- Born: November 24, 1921 Piedmont, Missouri
- Died: January 3, 1989 (aged 67) Oklahoma
- Education: University of Missouri - Rolla
- Known for: high-density polyethylene
- Scientific career
- Fields: chemistry
- Workplaces: Phillips Petroleum

= Robert Banks (chemist) =

American chemist (1921–1989)

Robert L. Banks (November 24, 1921 – January 3, 1989) was an American chemist. He was born and grew up in Piedmont, Missouri. He attended the University of Missouri, Rolla, and initiated into Alpha Phi Omega in 1940. He joined the Phillips Petroleum company in 1946 and worked there until he retired in 1985. He died in Oklahoma on January 3, 1989.

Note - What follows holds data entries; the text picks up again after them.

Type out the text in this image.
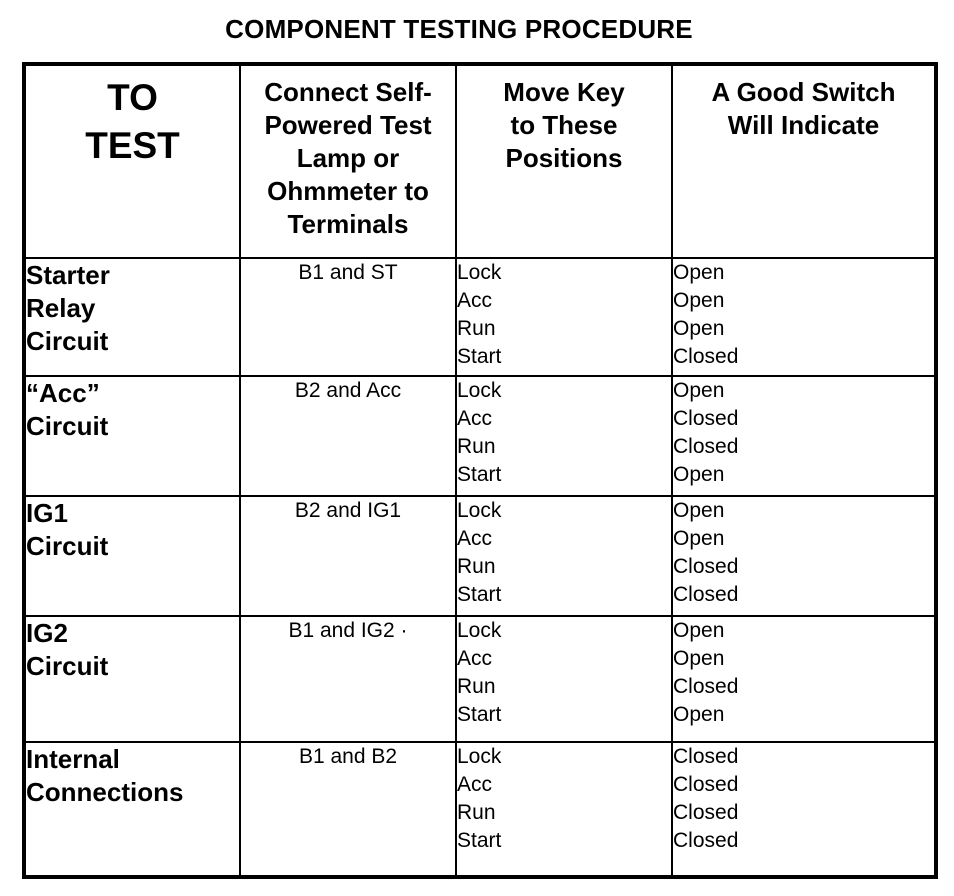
COMPONENT TESTING PROCEDURE
TO
TEST	Connect Self-
Powered Test
Lamp or
Ohmmeter to
Terminals	Move Key
to These
Positions	A Good Switch
Will Indicate

Starter
Relay
Circuit	B1 and ST	Lock
Acc
Run
Start	Open
Open
Open
Closed

“Acc”
Circuit	B2 and Acc	Lock
Acc
Run
Start	Open
Closed
Closed
Open

IG1
Circuit	B2 and IG1	Lock
Acc
Run
Start	Open
Open
Closed
Closed

IG2
Circuit	B1 and IG2 ·	Lock
Acc
Run
Start	Open
Open
Closed
Open

Internal
Connections	B1 and B2	Lock
Acc
Run
Start	Closed
Closed
Closed
Closed
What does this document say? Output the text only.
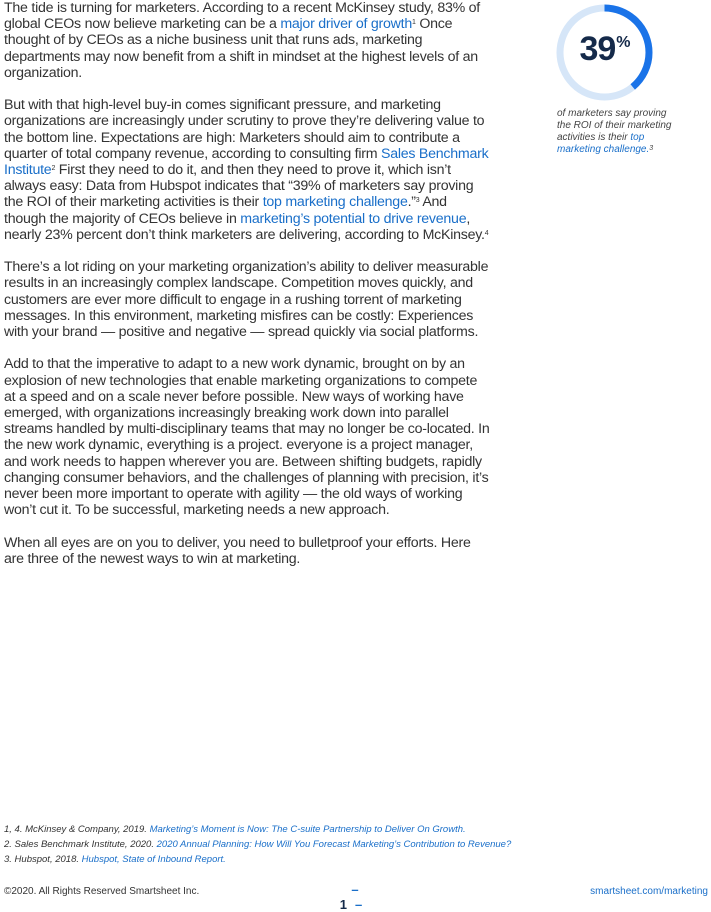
The tide is turning for marketers. According to a recent McKinsey study, 83% of global CEOs now believe marketing can be a major driver of growth$^1$ Once thought of by CEOs as a niche business unit that runs ads, marketing departments may now benefit from a shift in mindset at the highest levels of an organization.

But with that high-level buy-in comes significant pressure, and marketing organizations are increasingly under scrutiny to prove they’re delivering value to the bottom line. Expectations are high: Marketers should aim to contribute a quarter of total company revenue, according to consulting firm Sales Benchmark Institute$^2$ First they need to do it, and then they need to prove it, which isn’t always easy: Data from Hubspot indicates that “39% of marketers say proving the ROI of their marketing activities is their top marketing challenge.”$^3$ And though the majority of CEOs believe in marketing’s potential to drive revenue, nearly 23% percent don’t think marketers are delivering, according to McKinsey.$^4$

There’s a lot riding on your marketing organization’s ability to deliver measurable results in an increasingly complex landscape. Competition moves quickly, and customers are ever more difficult to engage in a rushing torrent of marketing messages. In this environment, marketing misfires can be costly: Experiences with your brand — positive and negative — spread quickly via social platforms.

Add to that the imperative to adapt to a new work dynamic, brought on by an explosion of new technologies that enable marketing organizations to compete at a speed and on a scale never before possible. New ways of working have emerged, with organizations increasingly breaking work down into parallel streams handled by multi-disciplinary teams that may no longer be co-located. In the new work dynamic, everything is a project. everyone is a project manager, and work needs to happen wherever you are. Between shifting budgets, rapidly changing consumer behaviors, and the challenges of planning with precision, it’s never been more important to operate with agility — the old ways of working won’t cut it. To be successful, marketing needs a new approach.

When all eyes are on you to deliver, you need to bulletproof your efforts. Here are three of the newest ways to win at marketing.

39%
of marketers say proving the ROI of their marketing activities is their top marketing challenge.$^3$
1, 4. McKinsey & Company, 2019. Marketing’s Moment is Now: The C-suite Partnership to Deliver On Growth.
2. Sales Benchmark Institute, 2020. 2020 Annual Planning: How Will You Forecast Marketing’s Contribution to Revenue?
3. Hubspot, 2018. Hubspot, State of Inbound Report.
©2020. All Rights Reserved Smartsheet Inc.	–1 –
smartsheet.com/marketing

==Technical contributions==
He was a fellow research chemist of J. Paul Hogan. They began working together in 1946, and in 1951 invented "crystalline polypropylene" and high-density polyethylene (HDPE). These plastics were initially known by the name Marlex. The polymerization of ethylene was made possible by their discovery of the so-called Phillips catalyst.

==Recognition==
In 1987, Banks and Hogan won the Perkin Medal, and in 2001 they were inducted into the National Inventors Hall of Fame. Both were given a Heroes of Chemistry award by the American Chemical Society in 1989. Banks was inducted into the Plastics Hall of Fame in 2014.